Despite an economic environment influenced more than usual by political events including the Brexit referendum in the UK, the US presidential election, terror and war in the Middle East, the challenges of immigration in Europe, and the global rise in trade barriers, the business year 2016/17 (April 1, 2016 to March 31, 2017) was again successful for the voestalpine Group. In a year-to-year comparison the company increased its revenue by 2.0%, from EUR 11.1 billion to EUR 11.3 billion.
The completion and opening of the direct reduction plant in Corpus Christi, Texas, last year marked a milestone for the voestalpine Group in its task of securing pre-materials on a long-term basis. After finishing the six-month run-up phase, together with successful completion of all the performance tests, the plant became fully operational on April 1, 2017. As a result, starting in the business year 2017/18, the most advanced and largest plant of its kind in the world will produce two million tonnes of high-quality HBI (hot briquetted iron, or sponge iron) annually—a sophisticated pre-material used in steel production. After concluding the commissioning phase, the final project costs are now known, and amount to USD 1.012 billion. The plant has already achieved a positive result in its first month of full operation.

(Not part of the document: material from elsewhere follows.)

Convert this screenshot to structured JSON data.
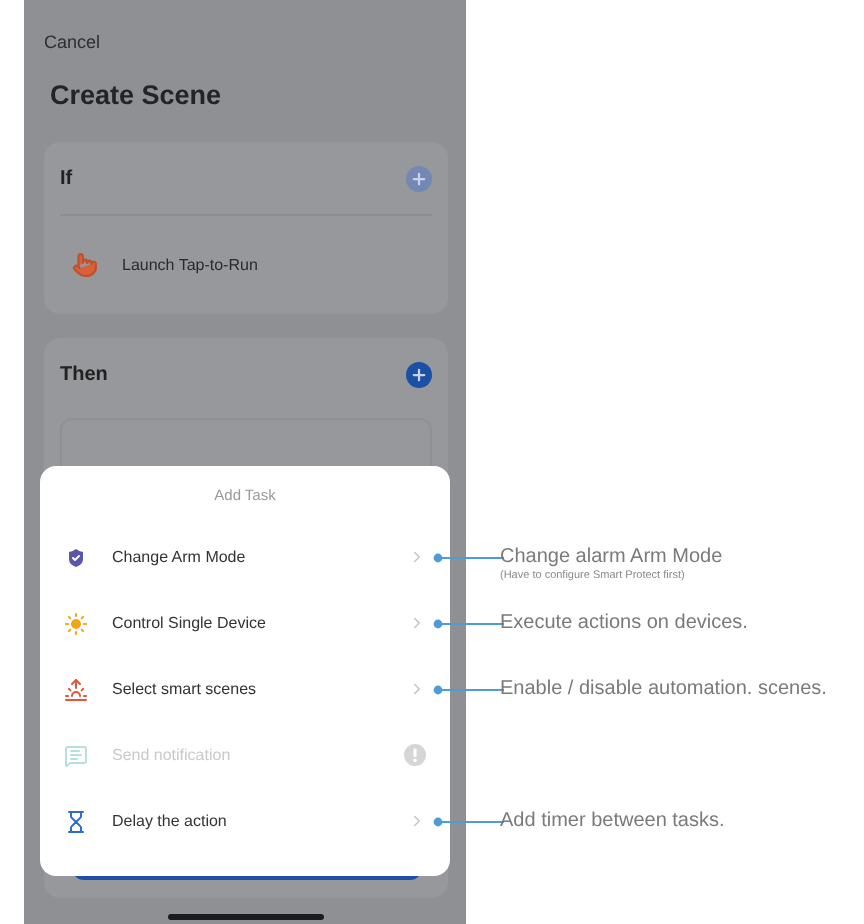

As one of the world’s leading suppliers to the aerospace industry, voestalpine is consistently driving its growth in this technologically sophisticated future market. As recently as last December the Group agreed on a major EUR 40 million investment in a new high-tech forging line for the production of high-quality pre-materials for aircraft components. Now a further EUR 30 million will go to the Kapfenberg site in Austria over the next two years, to finance a state-of-the-art production facility for aerostructures including highly stress-resistant engine mounts, wing and fuselage components, and landing gear parts. The fully automated facility is scheduled to commence operations as early as 2019.